Thursday, August 27, 2009

The ‘quicker and sicker’ exit strategy

By Deborah G. Schuss July 30, 2009

WHEN MY cellphone rang, I expected the emergency-room doctor with an update on my father’s condition. Diagnosed with pneumonia and an apparent infection, my dad was in a holding area while waiting for a hospital bed to clear.

“I need your plan for discharge,’’ announced a hospital official whose name I had to extract.

So went my introduction to the case manager, a hospital fixture and healthcare’s equivalent of the meter maid. Pat’s no-nonsense demeanor as she proceeded with her revenue-focused mission of orchestrating my father’s departure even before his formal admission is emblematic of what’s often missing these days for patients’ families: a genuine sense of caring to accompany the care.

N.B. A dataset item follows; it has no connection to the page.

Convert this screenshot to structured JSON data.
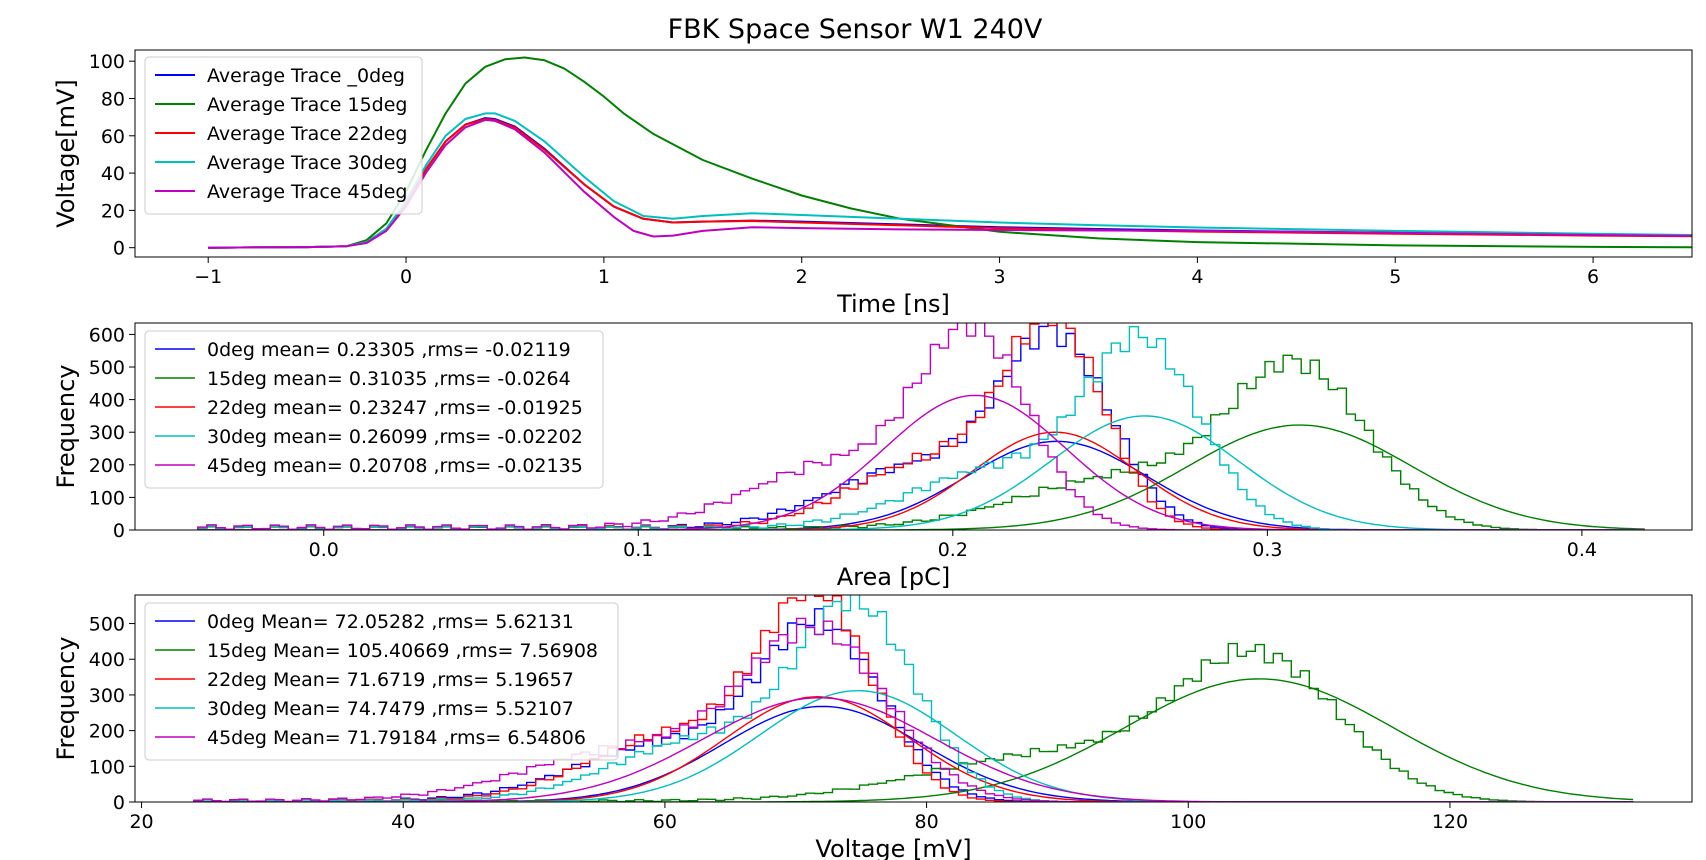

It wasn’t so long ago that a hospital social worker would meet with family caregivers a day or two before our loved one was discharged; patient advocacy was the dominant theme, as this person sorted out post-hospital challenges and weaved a plan to cushion patients while propping up their caregivers.

Now, hospitalizations beyond a day or two are rare, and there is an army of Pats lined up at the command post to bounce patients from their hospital beds quicker and sicker: One day they are on oxygen and IV drips, the next day the ambulance driver is depositing them at their doorstep. The lucky ones have relatives or friends to step in as caregivers and tend to their health needs.

In a recent study, the New York-based Commonwealth Fund reported that about one-third of US patients hospitalized with heart failure in 2006 didn’t even receive written discharge instructions. And that is only one component of discharge planning.

Dena Salzberg, a Massachusetts patient advocate and care coordinator, has “gone head to head’’ with hospital case managers after receiving frantic calls from families who hire her to intervene. “They’re saying, ‘I’m so scared. They’re kicking my mother out of the hospital,’ ’’ says Salzberg, a nurse who runs Care Management Consultants. “People are leaving hospitals with a lot more complex needs.’’

So who are these uber-efficient hospital case managers? They are nurses, social workers, or even an embedded care manager of your insurance company, all operating against a backdrop of managed-care and Medicare mandates on length of stay. Their goal is simple: swift exit.

The results? Sometimes the discharge plan is unworkable. The case manager assigned to my father the day he was expected to go home apparently never bothered to find out he was incapable of walking up the steps to his house.

Other times, families or their hired guns - like patient-advocate Salzberg - are doing battle with case managers over post-hospital placement driven by moving patients out rather than forward.

And still other times, a patient is boomeranged back to the same hospital within days of an express-lane discharge. Eighteen percent of chronically ill people hospitalized in the United States were readmitted or went to an emergency room as a result of complications after a discharge, according to the Commonwealth Fund.

And as families race to their bedsides, or work the office phones to craft a care plan, the ripple effects are felt elsewhere in the economy: American businesses lose up to $33.6 billion a year because of employees’ caregiving responsibilities for someone age 18 or older, according to a 2006 study conducted by the MetLife Mature Market Institute and the National Alliance for Caregiving.

Of course, there are some outstanding, compassionate case managers. Let’s make sure they are not part of a dying breed. As the ailing US healthcare system once again lies on the national examination table, some elixirs go back to basics: more resources directed toward exceptionally coordinated continuity of care - as much a patient lifeline as the heart surgery she received in the operating room.

A high-quality and efficient care-delivery system also recognizes the public value of family caregivers in this process. With insurance cutbacks that narrowed reimbursable services, we are required to dispense post-hospital medical care previously unthinkable for anyone except a healthcare professional; by flushing feeding tubes and dressing amputees’ wounds, we help our loved ones remain at home and away from more costly alternatives. It’s all the more reason for gold-standard care coordination.

Discharge planning should not require paying an advocate to wage war, further dividing the rich from the poor in healthcare. And families should be part of a collaborative effort, not treated as though we are double-parked in a tow zone.